Peter Ackerman is a New Yorker, as if you had to be told, and he appears to think he has written a comedy about etiquette and self-awareness. What happens, he asks in a preface to the text, when "an inherently good person" – for, in the age of therapy, so are we all – makes a joke or provocative remark, and it "isn't received as he or she intended? What happens when it's not even intended as he or she intended?".

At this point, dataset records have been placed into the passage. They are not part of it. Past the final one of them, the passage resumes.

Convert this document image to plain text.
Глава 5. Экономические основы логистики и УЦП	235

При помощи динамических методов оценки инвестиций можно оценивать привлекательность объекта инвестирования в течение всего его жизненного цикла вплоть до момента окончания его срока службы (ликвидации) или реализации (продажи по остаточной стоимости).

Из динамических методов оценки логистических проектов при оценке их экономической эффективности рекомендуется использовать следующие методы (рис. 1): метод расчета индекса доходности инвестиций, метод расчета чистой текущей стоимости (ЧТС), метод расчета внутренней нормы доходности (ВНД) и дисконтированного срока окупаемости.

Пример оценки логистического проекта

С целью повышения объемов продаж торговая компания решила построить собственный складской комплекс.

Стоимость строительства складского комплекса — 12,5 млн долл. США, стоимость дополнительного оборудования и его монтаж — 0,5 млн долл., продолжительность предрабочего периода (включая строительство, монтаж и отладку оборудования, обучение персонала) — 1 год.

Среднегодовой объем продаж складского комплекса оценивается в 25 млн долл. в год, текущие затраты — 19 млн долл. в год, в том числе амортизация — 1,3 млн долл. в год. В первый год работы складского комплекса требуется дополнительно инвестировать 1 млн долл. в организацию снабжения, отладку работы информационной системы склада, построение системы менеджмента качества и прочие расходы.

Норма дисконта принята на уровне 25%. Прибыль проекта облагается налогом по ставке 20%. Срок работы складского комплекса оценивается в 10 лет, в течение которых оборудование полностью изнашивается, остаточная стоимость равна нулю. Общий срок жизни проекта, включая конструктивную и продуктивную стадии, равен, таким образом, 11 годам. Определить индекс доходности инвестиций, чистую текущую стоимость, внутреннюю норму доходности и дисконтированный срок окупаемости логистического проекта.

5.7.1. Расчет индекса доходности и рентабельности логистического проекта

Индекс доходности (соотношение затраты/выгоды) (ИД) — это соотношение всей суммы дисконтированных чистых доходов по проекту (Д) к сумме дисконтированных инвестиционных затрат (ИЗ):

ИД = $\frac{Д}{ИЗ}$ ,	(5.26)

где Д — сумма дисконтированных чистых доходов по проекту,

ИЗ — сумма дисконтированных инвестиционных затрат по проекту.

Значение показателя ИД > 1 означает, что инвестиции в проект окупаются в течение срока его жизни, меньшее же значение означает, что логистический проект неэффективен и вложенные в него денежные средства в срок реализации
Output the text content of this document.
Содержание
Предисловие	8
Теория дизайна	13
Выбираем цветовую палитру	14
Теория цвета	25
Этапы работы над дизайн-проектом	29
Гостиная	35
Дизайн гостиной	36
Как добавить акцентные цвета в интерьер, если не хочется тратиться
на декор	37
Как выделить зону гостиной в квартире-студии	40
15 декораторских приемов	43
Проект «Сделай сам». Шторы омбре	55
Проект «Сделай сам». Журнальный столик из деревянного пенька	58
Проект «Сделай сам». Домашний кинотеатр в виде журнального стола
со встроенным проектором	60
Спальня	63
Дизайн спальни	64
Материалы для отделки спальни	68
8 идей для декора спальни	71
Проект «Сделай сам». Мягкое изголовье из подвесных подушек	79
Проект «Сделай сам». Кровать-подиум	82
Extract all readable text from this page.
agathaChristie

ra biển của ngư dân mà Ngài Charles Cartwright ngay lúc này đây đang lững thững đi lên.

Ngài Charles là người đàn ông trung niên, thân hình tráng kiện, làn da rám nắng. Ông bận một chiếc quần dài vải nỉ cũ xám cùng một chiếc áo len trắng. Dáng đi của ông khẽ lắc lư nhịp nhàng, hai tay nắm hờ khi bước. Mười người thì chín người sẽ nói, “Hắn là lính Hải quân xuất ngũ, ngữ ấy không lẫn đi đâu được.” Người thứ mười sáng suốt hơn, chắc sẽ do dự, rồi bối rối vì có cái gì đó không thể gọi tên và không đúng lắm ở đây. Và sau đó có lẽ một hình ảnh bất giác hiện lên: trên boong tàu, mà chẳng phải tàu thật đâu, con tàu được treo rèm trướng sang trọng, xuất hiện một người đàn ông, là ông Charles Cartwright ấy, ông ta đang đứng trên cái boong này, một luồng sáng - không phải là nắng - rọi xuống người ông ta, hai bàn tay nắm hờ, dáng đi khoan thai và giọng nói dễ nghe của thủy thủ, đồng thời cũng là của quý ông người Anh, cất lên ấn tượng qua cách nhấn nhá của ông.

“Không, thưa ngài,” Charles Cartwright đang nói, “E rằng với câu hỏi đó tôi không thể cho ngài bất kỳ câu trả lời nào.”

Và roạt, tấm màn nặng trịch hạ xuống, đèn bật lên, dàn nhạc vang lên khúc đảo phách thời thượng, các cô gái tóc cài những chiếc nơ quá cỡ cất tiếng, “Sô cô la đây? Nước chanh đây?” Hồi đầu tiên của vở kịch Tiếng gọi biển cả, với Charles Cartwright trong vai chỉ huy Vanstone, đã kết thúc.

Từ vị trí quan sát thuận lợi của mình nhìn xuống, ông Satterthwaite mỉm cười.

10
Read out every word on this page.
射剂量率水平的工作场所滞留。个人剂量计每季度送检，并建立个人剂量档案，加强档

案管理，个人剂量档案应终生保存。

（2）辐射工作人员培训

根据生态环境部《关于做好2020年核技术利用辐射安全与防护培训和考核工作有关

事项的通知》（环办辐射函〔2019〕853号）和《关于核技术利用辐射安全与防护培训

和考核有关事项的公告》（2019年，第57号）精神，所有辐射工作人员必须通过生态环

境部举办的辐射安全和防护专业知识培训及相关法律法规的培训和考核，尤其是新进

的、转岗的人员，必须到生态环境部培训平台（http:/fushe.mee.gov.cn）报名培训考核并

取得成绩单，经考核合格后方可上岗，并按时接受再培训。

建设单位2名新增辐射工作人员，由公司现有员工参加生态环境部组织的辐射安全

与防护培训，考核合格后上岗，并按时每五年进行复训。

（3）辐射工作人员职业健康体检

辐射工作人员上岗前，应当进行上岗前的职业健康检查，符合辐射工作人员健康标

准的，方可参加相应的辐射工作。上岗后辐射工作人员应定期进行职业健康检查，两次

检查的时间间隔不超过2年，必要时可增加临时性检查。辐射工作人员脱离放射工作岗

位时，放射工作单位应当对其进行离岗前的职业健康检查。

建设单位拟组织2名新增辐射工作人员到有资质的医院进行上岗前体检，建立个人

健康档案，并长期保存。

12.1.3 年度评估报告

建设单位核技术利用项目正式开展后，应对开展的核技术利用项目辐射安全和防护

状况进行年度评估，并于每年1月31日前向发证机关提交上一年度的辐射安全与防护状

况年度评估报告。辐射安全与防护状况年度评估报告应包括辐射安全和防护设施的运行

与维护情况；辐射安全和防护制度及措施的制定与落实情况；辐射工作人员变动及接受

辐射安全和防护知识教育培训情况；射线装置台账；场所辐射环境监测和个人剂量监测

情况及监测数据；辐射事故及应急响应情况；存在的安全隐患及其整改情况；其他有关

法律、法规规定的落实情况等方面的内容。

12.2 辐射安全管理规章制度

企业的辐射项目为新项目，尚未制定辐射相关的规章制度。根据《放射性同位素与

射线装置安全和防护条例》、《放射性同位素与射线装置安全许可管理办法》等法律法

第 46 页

These, however, are only the first, and most innocent, questions stirred up by this crassly commercial play, which not only hits several target audiences (Jews, gays, people in analysis) but takes care to rub them up the right way. Why, one might wonder, is serious, Jewish Ben involved with a silly, perky blonde from the Jew-free (though that never stopped it being anti-Semitic) American South? At the height of their row, he shouts, "Why do you think I go out with you? I don't want to be Jewish!" But, horrified at what he has let slip. Ben changes the subject, and we never hear it again. We know why Grace is with Gene, whom she wants strictly for sex, not dinner and a movie, or even talking – she is turned on by his being a hit man. Indeed, no one in the play expresses horror at Gene's killing people for a living. But then, he's so nice – he even kills in a nice way. "I tie 'em up, plastic bag 'em, leave the room, and five minutes later they're blue. No muss, no fuss."

The real subject of Things is, of course, the way in which our society substitutes fantasy for humanity – other people become no more than a means to getting one's end away. The self-exculpation the group provides for Nancy – which, after all, is what therapy is for – rings as false as the play's ending, a double punch line. One is quite funny (as is much of the play), as well as satisfyingly logical and moral. But the essential dishonesty of the work is emphasised by another character's near simultaneous line, one that traduces character and situation.

Abigail Morris has unfortunately permitted the actress playing Grace to adopt a supposedly comic New York accent that is much too vulgar for the part. But Patrick Baladi is charming as Mark, the therapist with the personality of a time-share salesman, and Vincenzo Nicoli, though occasionally a bit broad, is a delightful Gene. Lucy Akhurst's Southern accent is too blatant at first, and then slips away, but she is so attractive and sweet she almost convinces us there's nothing wrong with being naive. The pleasure of watching these performers, however, cannot take away the fact that Ackerman's play, designed to be a short, pre-dinner conversation piece, leaves a bad taste in the mouth.